Now halfway through its six chapters, the third episode of The Falcon and the Winter Soldier -Marvel’s buddy-thriller pairing two of Captain America’s closest friends and allies- is at the point where it needs to start becoming more than just an expository set-up. I’m not sure it’s quite there yet.
With our heroes Sam Wilson (Anthony Mackie) and Bucky Barnes (Sebastian Stan) tracking the activities of a faction of terrorists/freedom fighters going by the name of Flag-Smashers (a hilarious name, still), the two are turned on to the group’s apparent super soldier fighters and look for some unsavory company in aid of their search. Baron Zemo (Daniel Brühl) has been locked up since the events of Captain America: Civil War, in which he was revealed to be working old Hydra connections and the manipulator of Bucky during his time as the brainwashed Winter Soldier. Their link to the international underworld, Bucky and Sam lock arms with Zemo for a jaunt about the black market community of Madripoor, hoping to pick up a lead on the Flag-Smashers and their super-powered connections. Shootouts, stabbings, and the like follow.

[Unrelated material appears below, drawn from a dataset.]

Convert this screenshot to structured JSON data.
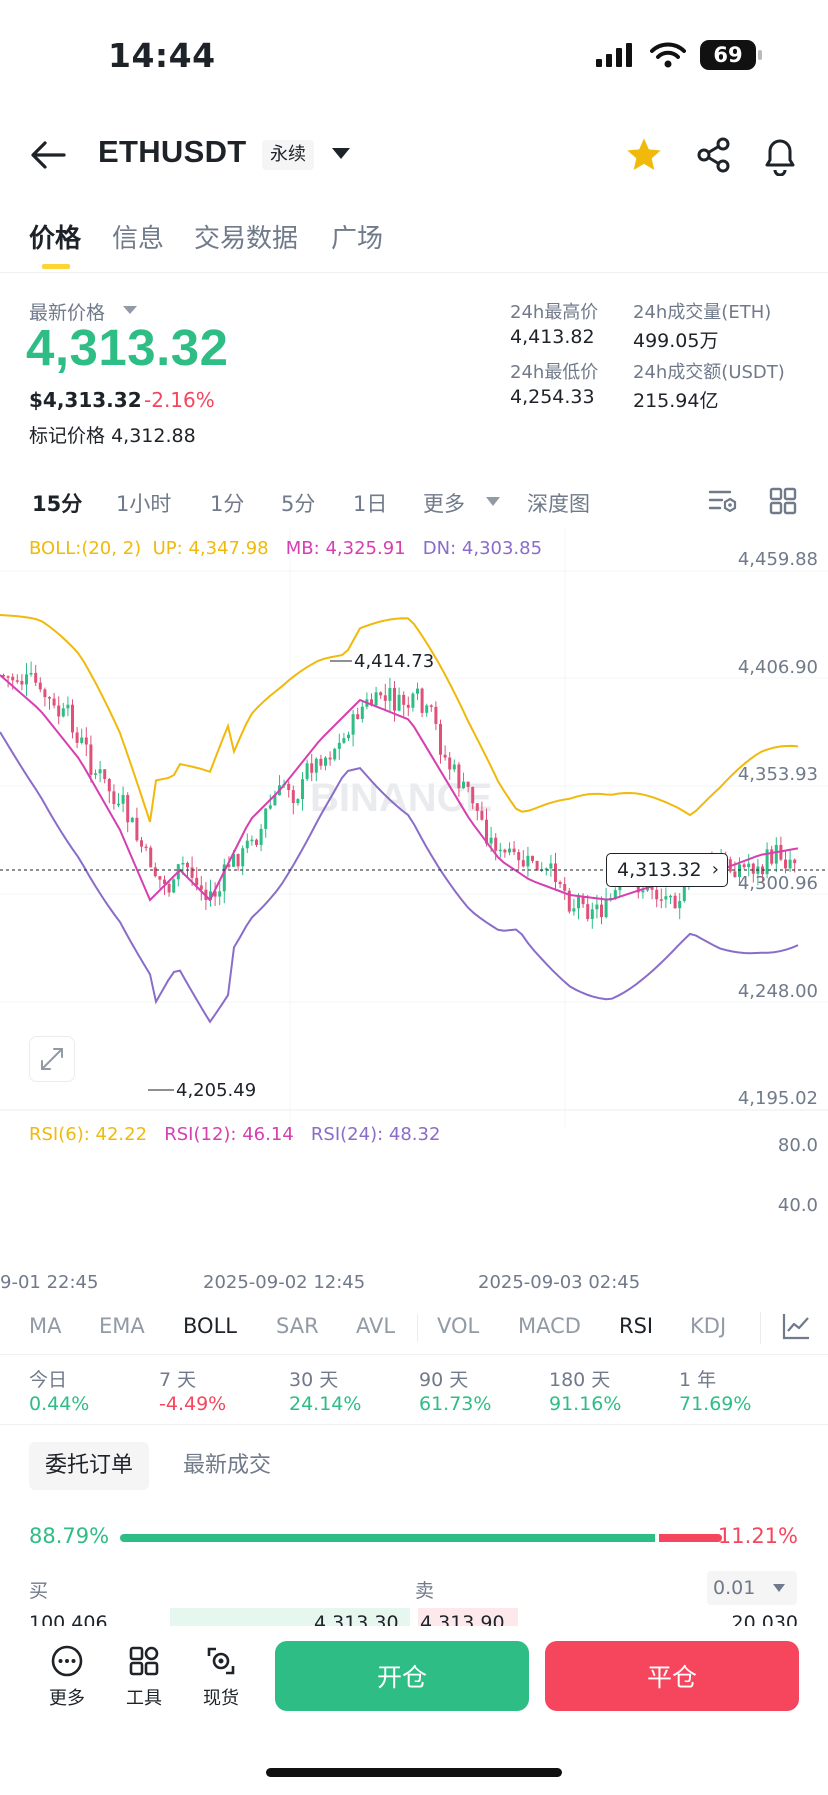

So, with that attention to logic in mind, it was with bemusement that I watched Sam and Bucky seemingly snap their fingers and extradite Zemo from a maximum-security prison just like that. Funnier still is that Zemo, an international terrorist responsible for literally bombing the UN, strips from his prison skin and returns to a private jet and butler, as if his fortune wouldn’t be pined and confiscated. It’s straight-up silly.

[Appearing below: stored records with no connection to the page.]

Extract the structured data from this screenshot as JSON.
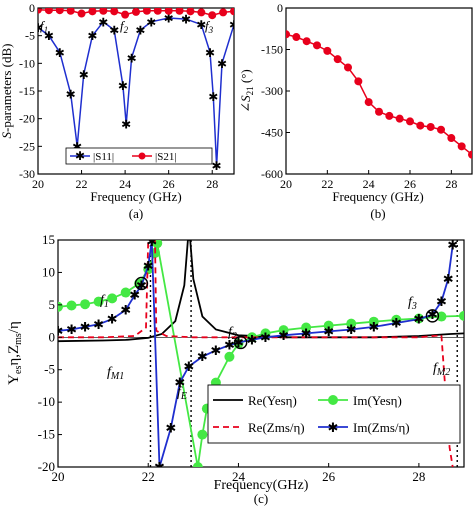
{
  "chart_data": [
    {
      "panel": "(a)",
      "type": "line",
      "xlabel": "Frequency (GHz)",
      "ylabel": "S-parameters (dB)",
      "xlim": [
        20,
        29
      ],
      "ylim": [
        -30,
        0
      ],
      "xticks": [
        20,
        22,
        24,
        26,
        28
      ],
      "yticks": [
        0,
        -5,
        -10,
        -15,
        -20,
        -25,
        -30
      ],
      "annotations": [
        "f1",
        "f2",
        "f3"
      ],
      "legend_placement": "bottom",
      "series": [
        {
          "name": "|S11|",
          "color": "#1f2fcf",
          "marker": "asterisk",
          "points": [
            [
              20,
              -3.5
            ],
            [
              20.5,
              -5
            ],
            [
              21,
              -8
            ],
            [
              21.5,
              -15.5
            ],
            [
              21.8,
              -25
            ],
            [
              22.1,
              -12
            ],
            [
              22.5,
              -5
            ],
            [
              23,
              -2.5
            ],
            [
              23.5,
              -4
            ],
            [
              23.9,
              -14
            ],
            [
              24.05,
              -21
            ],
            [
              24.3,
              -9
            ],
            [
              24.7,
              -4
            ],
            [
              25.2,
              -2.5
            ],
            [
              26,
              -1.8
            ],
            [
              26.8,
              -2
            ],
            [
              27.5,
              -3
            ],
            [
              27.9,
              -8
            ],
            [
              28.05,
              -16
            ],
            [
              28.2,
              -28.5
            ],
            [
              28.45,
              -10
            ],
            [
              29,
              -3
            ]
          ]
        },
        {
          "name": "|S21|",
          "color": "#e8001c",
          "marker": "circle",
          "points": [
            [
              20,
              -0.3
            ],
            [
              20.5,
              -0.4
            ],
            [
              21,
              -0.4
            ],
            [
              21.5,
              -0.5
            ],
            [
              22,
              -1
            ],
            [
              22.5,
              -0.6
            ],
            [
              23,
              -0.5
            ],
            [
              23.5,
              -0.6
            ],
            [
              24,
              -1.2
            ],
            [
              24.5,
              -0.7
            ],
            [
              25,
              -0.5
            ],
            [
              25.5,
              -0.5
            ],
            [
              26,
              -0.5
            ],
            [
              26.5,
              -0.5
            ],
            [
              27,
              -0.6
            ],
            [
              27.5,
              -0.8
            ],
            [
              28,
              -1.3
            ],
            [
              28.5,
              -0.8
            ],
            [
              29,
              -0.6
            ]
          ]
        }
      ]
    },
    {
      "panel": "(b)",
      "type": "line",
      "xlabel": "Frequency (GHz)",
      "ylabel": "∠S21 (°)",
      "xlim": [
        20,
        29
      ],
      "ylim": [
        -600,
        0
      ],
      "xticks": [
        20,
        22,
        24,
        26,
        28
      ],
      "yticks": [
        0,
        -150,
        -300,
        -450,
        -600
      ],
      "series": [
        {
          "color": "#e8001c",
          "marker": "circle",
          "points": [
            [
              20,
              -95
            ],
            [
              20.5,
              -105
            ],
            [
              21,
              -120
            ],
            [
              21.5,
              -135
            ],
            [
              22,
              -155
            ],
            [
              22.5,
              -185
            ],
            [
              23,
              -215
            ],
            [
              23.5,
              -265
            ],
            [
              24,
              -340
            ],
            [
              24.5,
              -375
            ],
            [
              25,
              -390
            ],
            [
              25.5,
              -400
            ],
            [
              26,
              -410
            ],
            [
              26.5,
              -425
            ],
            [
              27,
              -430
            ],
            [
              27.5,
              -440
            ],
            [
              28,
              -470
            ],
            [
              28.5,
              -500
            ],
            [
              29,
              -530
            ]
          ]
        }
      ]
    },
    {
      "panel": "(c)",
      "type": "line",
      "xlabel": "Frequency(GHz)",
      "ylabel": "Yesη,Zms/η",
      "xlim": [
        20,
        29
      ],
      "ylim": [
        -20,
        15
      ],
      "xticks": [
        20,
        22,
        24,
        26,
        28
      ],
      "yticks": [
        15,
        10,
        5,
        0,
        -5,
        -10,
        -15,
        -20
      ],
      "annotations": [
        "f1",
        "f2",
        "f3",
        "fM1",
        "fE",
        "fM2"
      ],
      "legend_placement": "bottom-right",
      "series": [
        {
          "name": "Re(Yesη)",
          "color": "#000000",
          "style": "solid",
          "points": [
            [
              20,
              -0.6
            ],
            [
              21,
              -0.5
            ],
            [
              21.5,
              -0.4
            ],
            [
              22,
              -0.1
            ],
            [
              22.3,
              0.5
            ],
            [
              22.6,
              2.5
            ],
            [
              22.8,
              8
            ],
            [
              22.88,
              15
            ],
            [
              22.93,
              15
            ],
            [
              23.0,
              9
            ],
            [
              23.2,
              3.2
            ],
            [
              23.5,
              1.2
            ],
            [
              24,
              0.3
            ],
            [
              25,
              0
            ],
            [
              26,
              0
            ],
            [
              27,
              0
            ],
            [
              28,
              0.2
            ],
            [
              28.7,
              0.5
            ],
            [
              29,
              0.6
            ]
          ]
        },
        {
          "name": "Im(Yesη)",
          "color": "#44e844",
          "style": "solid",
          "marker": "circle",
          "points": [
            [
              20,
              4.7
            ],
            [
              20.3,
              4.9
            ],
            [
              20.6,
              5.1
            ],
            [
              20.9,
              5.5
            ],
            [
              21.2,
              6
            ],
            [
              21.5,
              6.9
            ],
            [
              21.8,
              8.3
            ],
            [
              22.0,
              10.5
            ],
            [
              22.15,
              13
            ],
            [
              22.2,
              14.5
            ],
            [
              23.1,
              -20
            ],
            [
              23.2,
              -15
            ],
            [
              23.3,
              -11
            ],
            [
              23.5,
              -7
            ],
            [
              23.8,
              -3
            ],
            [
              24,
              -1
            ],
            [
              24.3,
              0
            ],
            [
              24.6,
              0.6
            ],
            [
              25,
              1.1
            ],
            [
              25.5,
              1.5
            ],
            [
              26,
              1.8
            ],
            [
              26.5,
              2.1
            ],
            [
              27,
              2.4
            ],
            [
              27.5,
              2.7
            ],
            [
              28,
              2.9
            ],
            [
              28.5,
              3.2
            ],
            [
              29,
              3.3
            ]
          ]
        },
        {
          "name": "Re(Zms/η)",
          "color": "#e8001c",
          "style": "dashed",
          "points": [
            [
              20,
              0
            ],
            [
              21,
              0
            ],
            [
              21.7,
              0.2
            ],
            [
              21.95,
              1.5
            ],
            [
              22.0,
              14.8
            ],
            [
              22.15,
              14.8
            ],
            [
              22.18,
              1
            ],
            [
              22.4,
              0.2
            ],
            [
              23,
              0
            ],
            [
              25,
              0
            ],
            [
              27,
              0
            ],
            [
              28,
              0
            ],
            [
              28.5,
              0.3
            ],
            [
              28.68,
              -17
            ],
            [
              28.75,
              -20
            ]
          ]
        },
        {
          "name": "Im(Zms/η)",
          "color": "#1f2fcf",
          "style": "solid",
          "marker": "asterisk",
          "points": [
            [
              20,
              1
            ],
            [
              20.3,
              1.2
            ],
            [
              20.6,
              1.6
            ],
            [
              20.9,
              2
            ],
            [
              21.2,
              2.8
            ],
            [
              21.5,
              4.2
            ],
            [
              21.7,
              6.5
            ],
            [
              21.85,
              8
            ],
            [
              22.0,
              11
            ],
            [
              22.08,
              14.8
            ],
            [
              22.25,
              -20
            ],
            [
              22.5,
              -14
            ],
            [
              22.7,
              -7
            ],
            [
              22.9,
              -4.5
            ],
            [
              23.2,
              -3
            ],
            [
              23.5,
              -2
            ],
            [
              23.8,
              -1.2
            ],
            [
              24,
              -0.8
            ],
            [
              24.3,
              -0.4
            ],
            [
              24.6,
              0
            ],
            [
              25,
              0.3
            ],
            [
              25.5,
              0.6
            ],
            [
              26,
              0.9
            ],
            [
              26.5,
              1.2
            ],
            [
              27,
              1.6
            ],
            [
              27.5,
              2.2
            ],
            [
              28,
              2.8
            ],
            [
              28.3,
              3.5
            ],
            [
              28.5,
              5.5
            ],
            [
              28.65,
              9
            ],
            [
              28.75,
              14.2
            ]
          ]
        }
      ]
    }
  ],
  "labels": {
    "panel_a": "(a)",
    "panel_b": "(b)",
    "panel_c": "(c)",
    "f1": "f",
    "f1_sub": "1",
    "f2": "f",
    "f2_sub": "2",
    "f3": "f",
    "f3_sub": "3",
    "fM1": "f",
    "fM1_sub": "M1",
    "fE": "f",
    "fE_sub": "E",
    "fM2": "f",
    "fM2_sub": "M2"
  }
}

I’ll reiterate once again that yes, you’re probably not watching The Falcon and the Winter Soldier to figure out the government’s policy on seizing supervillain assets. But the inconsistency with which this and other MCU works approach their stories and logic becomes grating. The plot moves as slow or as fast as the writers will it, so long as we can end up at a punchy barroom brawl or an edgy shootout in a container yard.
The third episode feels especially ludicrous in how, just as some irritating, cocky scientist (Olli Haaskivi) is spilling his Super Soldier Serum secrets (the drug that birthed Captain America, and now the Flag-Smashers, is literally called that) to the gang, explosions take over as arbitrary thugs pop up for an action scene. Or when an undercover rendezvous amidst the off-the-grid criminal community of Madripoor is just a showcase for some “humor” at the expense of Sam, undercover as an eccentric criminal, ultimately culminating in some asinine punch-fest.
The Madripoor scenes, in particular, felt like a poor man’s John Wick and feeling this as I was watching felt validating to learn the episode was written by Derek Kolstad, the creator of the powerhouse Keanu franchise. Something about Marvel must be holding Kolstad’s punches because John Wick this ain’t.
Much in the way the first episodes wore me down, The Falcon and the Winter Soldier is just weighed down by cliched dialogue and a lack of a strong narrative. The Flag-Smashers continue to be off in their own scenes, the enigmatic young leader Karli Morgenthau (Erin Kellyman) clearly a “villain” with a heart, she and her goons liberating supplies from armed government camps to distribute to the needy. Whereas Sam and Bucky see super soldiers running rampant, we see a Robin Hood cause, with the obvious implication being that there’s going to be a bigger fish to fry by the time our boys catch up with the Flag-Smashers.
But with lines like “It’s pushing you off the deep end,” The Falcon and the Winter Soldier isn’t getting by on its character work. Stan and Mackie are solid enough in their roles, but the irritated odd couple banter amidst gunfire only holds up for laughs and “character development” for so long. I simply don’t see a resolution in which The Falcon and the Winter Soldier ends up slotting into the MCU canon as a cherished entry.
Sure, we’ll likely wind up seeing some development over the controversial mantle left by Steve Rogers, with the new Captain America shoes filled by the gung-ho and green John Walker (Wyatt Russell) who, by the way, is relegated to mere moments of treading the tracks left by Sam and Bucky this episode. But Walker being benched in the narrative so quickly after the show made such a faux-big deal out of his unworthiness in the second episode is indicative of Falcon and the Winter Soldier‘s predictability and safe, boring story. Track down some paramilitary goofballs who aren’t so bad after all, and string us along for the big bad who we really ought to care about…but only once we reach the finale.